Here are WalletHub’s findings from the study: 

1. Your Credit Score Still Matters … a Lot

On an average basis nationwide, the fluctuation in premiums between an auto insurance applicant with excellent credit and one with no credit history is 65%.

2. Allstate Relies on Credit Card Data the Most

According to the WalletHub report, there was a 116% fluctuation in premiums between the customer with excellent credit and the one with no credit when dealing with Allstate. On the flipside, State Farm was found to be the insurer that’s least relient on this data, at least according to WalletHub’s research, with only a 45% premium fluctuation between the good and bad credit scenarios.

Farmers came in second with a close to 90% fluctuation, followed by Geico at about 55% and Progressive at about 45%.

3. It Depends on Where You Live

Your credit score will likely have the most impact on your car insurance premiums if you live in the District of Columbia, according to the report, where a 126% fluctuation was reported. Other states on the high-impact side include Wyoming at 114%, Indiana at 110% and Maine at 109%.

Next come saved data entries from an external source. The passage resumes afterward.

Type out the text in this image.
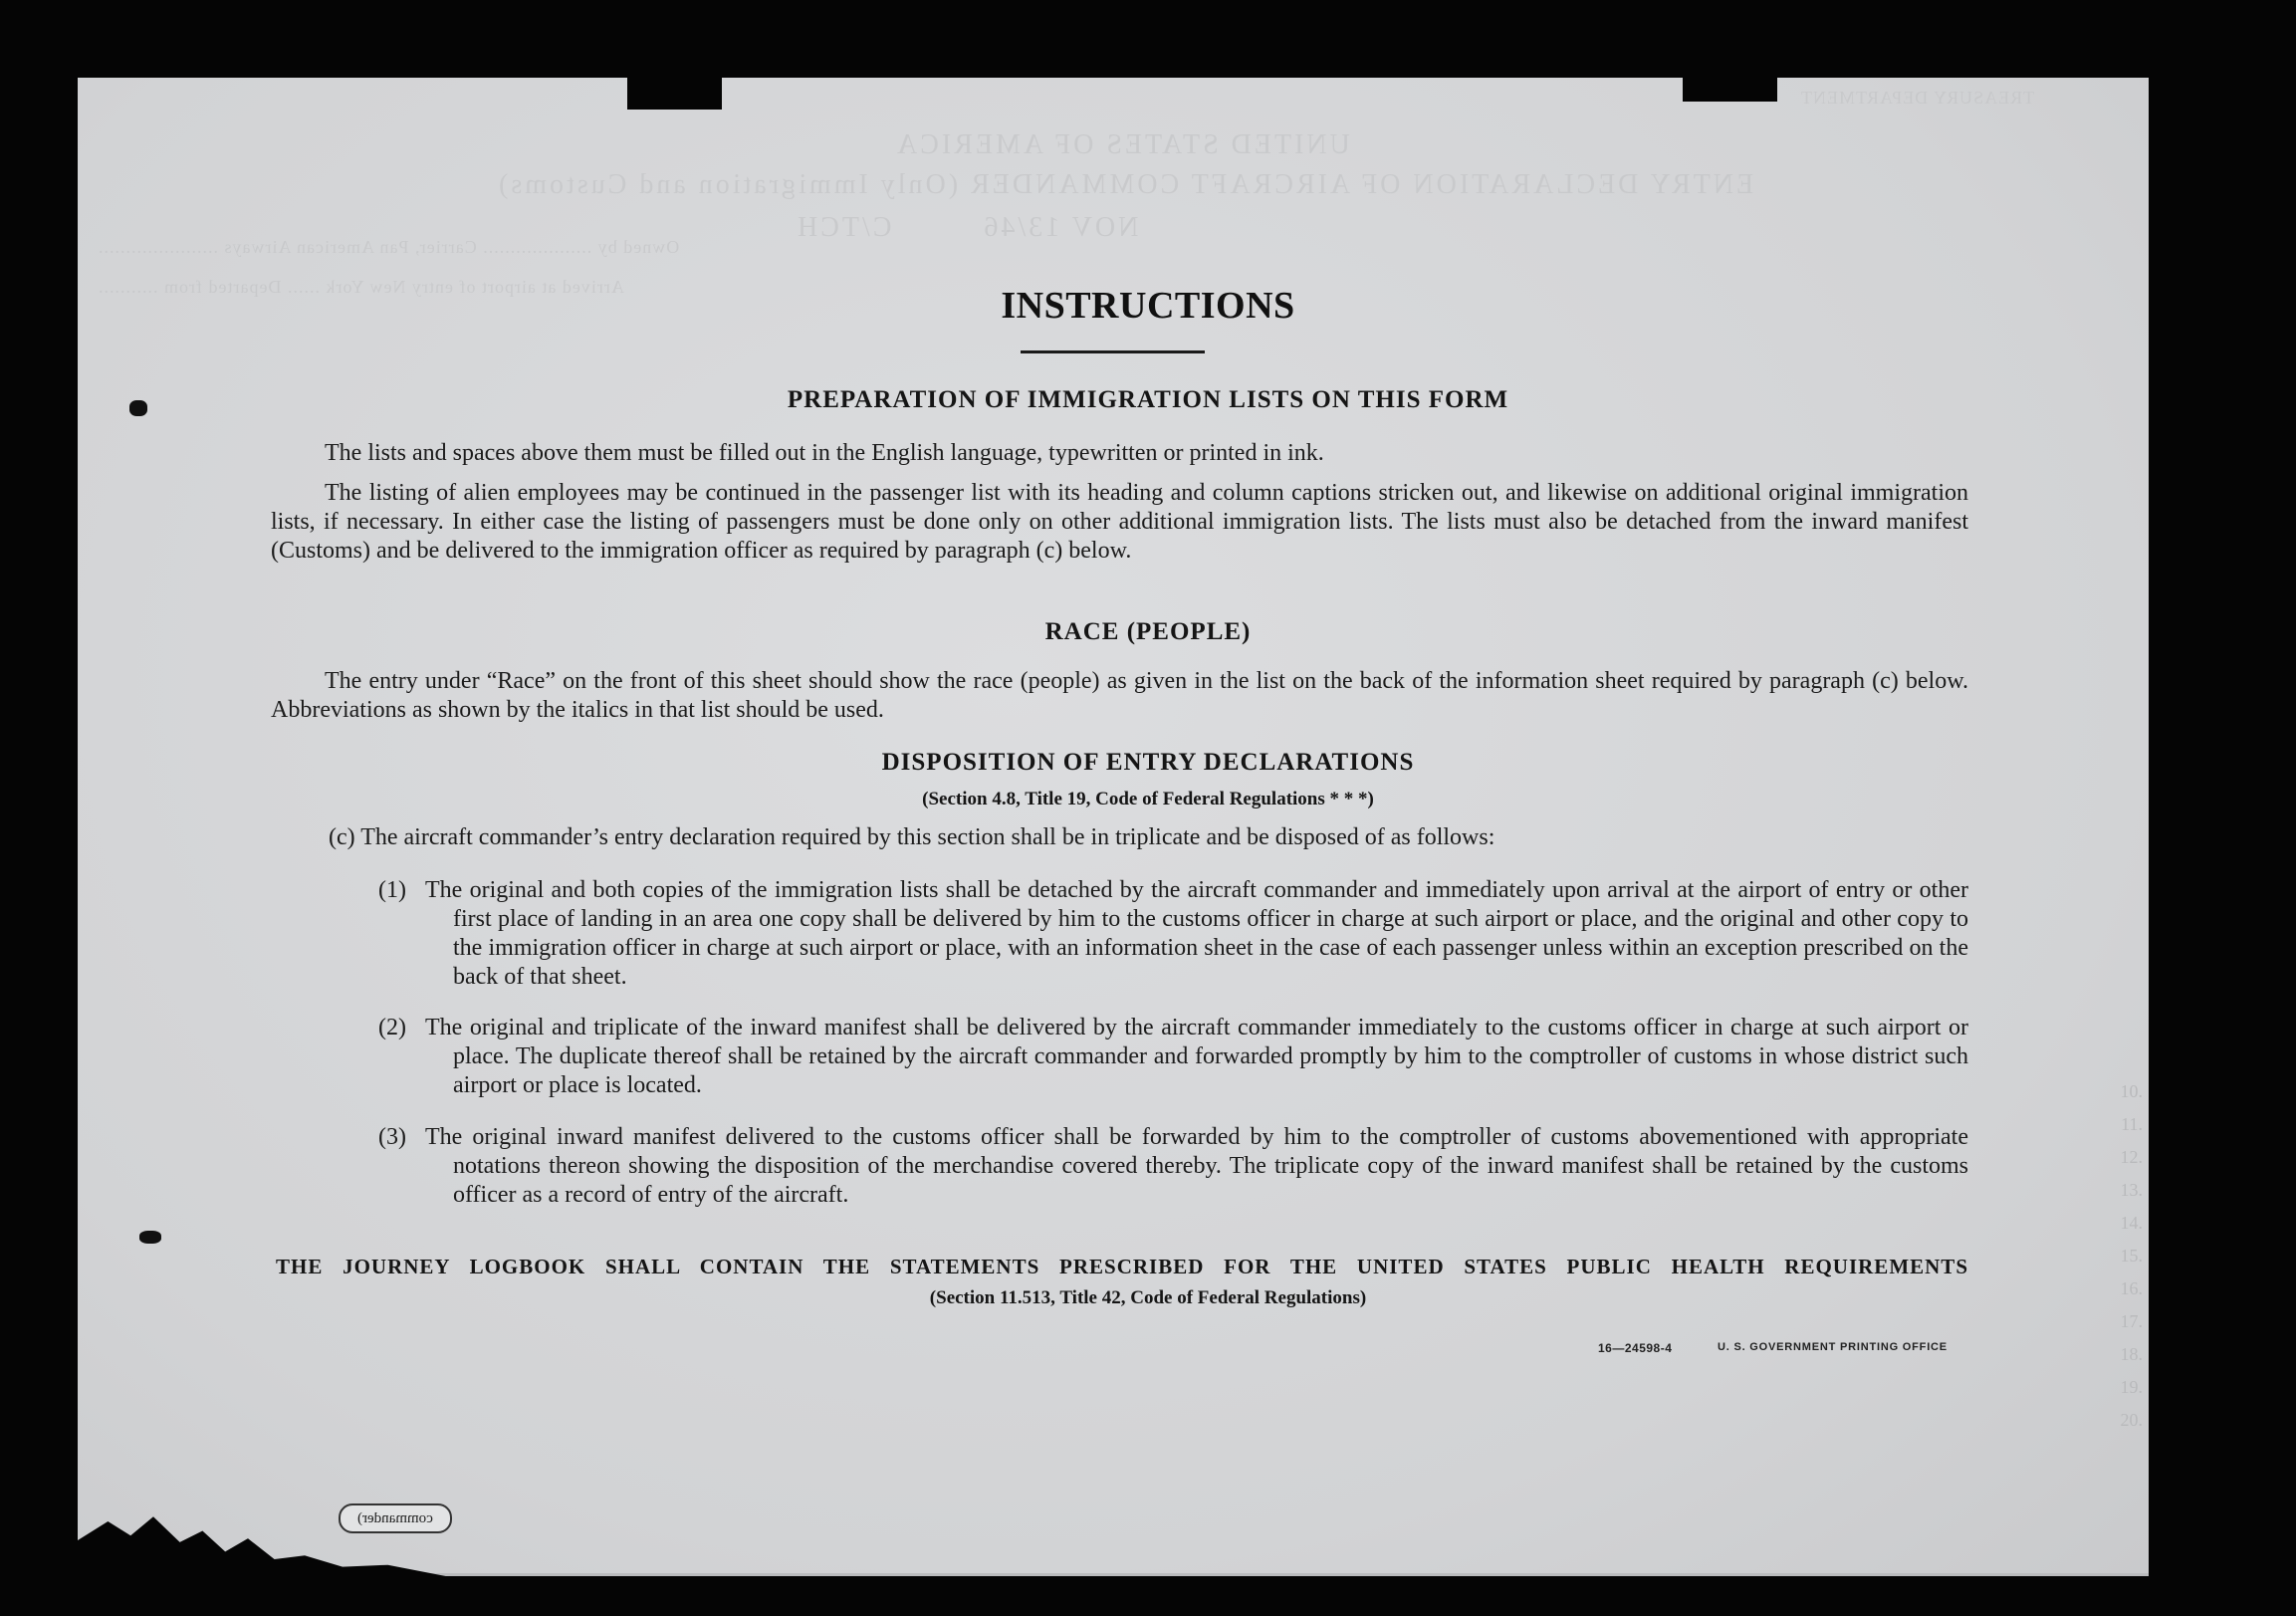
UNITED STATES OF AMERICA
ENTRY DECLARATION OF AIRCRAFT COMMANDER (Only Immigration and Customs)
NOV 13/46         C/TCH
Owned by .................... Carrier, Pan American Airways ......................
Arrived at airport of entry New York ...... Departed from ...........
TREASURY DEPARTMENT
commander)
10.
11.
12.
13.
14.
15.
16.
17.
18.
19.
20.
INSTRUCTIONS
PREPARATION OF IMMIGRATION LISTS ON THIS FORM
The lists and spaces above them must be filled out in the English language, typewritten or printed in ink.
The listing of alien employees may be continued in the passenger list with its heading and column captions stricken out, and likewise on additional original immigration lists, if necessary. In either case the listing of passengers must be done only on other additional immigration lists. The lists must also be detached from the inward manifest (Customs) and be delivered to the immigration officer as required by paragraph (c) below.
RACE (PEOPLE)
The entry under “Race” on the front of this sheet should show the race (people) as given in the list on the back of the information sheet required by paragraph (c) below. Abbreviations as shown by the italics in that list should be used.
DISPOSITION OF ENTRY DECLARATIONS
(Section 4.8, Title 19, Code of Federal Regulations * * *)
(c) The aircraft commander’s entry declaration required by this section shall be in triplicate and be disposed of as follows:
(1) The original and both copies of the immigration lists shall be detached by the aircraft commander and immediately upon arrival at the airport of entry or other first place of landing in an area one copy shall be delivered by him to the customs officer in charge at such airport or place, and the original and other copy to the immigration officer in charge at such airport or place, with an information sheet in the case of each passenger unless within an exception prescribed on the back of that sheet.
(2) The original and triplicate of the inward manifest shall be delivered by the aircraft commander immediately to the customs officer in charge at such airport or place. The duplicate thereof shall be retained by the aircraft commander and forwarded promptly by him to the comptroller of customs in whose district such airport or place is located.
(3) The original inward manifest delivered to the customs officer shall be forwarded by him to the comptroller of customs abovementioned with appropriate notations thereon showing the disposition of the merchandise covered thereby. The triplicate copy of the inward manifest shall be retained by the customs officer as a record of entry of the aircraft.
THE JOURNEY LOGBOOK SHALL CONTAIN THE STATEMENTS PRESCRIBED FOR THE UNITED STATES PUBLIC HEALTH REQUIREMENTS
(Section 11.513, Title 42, Code of Federal Regulations)
16—24598‑4	U. S. GOVERNMENT PRINTING OFFICE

The least impact was seen in Vermont, where the good-credit-bad-credit fluctuation was 18%.

Of the five major insurance companies studied, Geico uses credit cata in the fewest states at 42.

4. Transparency Varies Widely Between Insurance Companies 

According to WalletHub, Progressive hits it out of the park in terms of credit score data transparency, scoring a perfect 10 points in that part of the report. Farmers and American Family weren’t too shabby either, though, scoring 9 and 8, respectively. 

Liberty Mutual was deemed the least transparent with a score of 4.5, though Nationwide didn’t score much better, clocking in at 5.

WalletHub determined an insurer’s transparency by studying how easy it is for consumers to find out if the firm is accessing their credit information and what data is being accessed.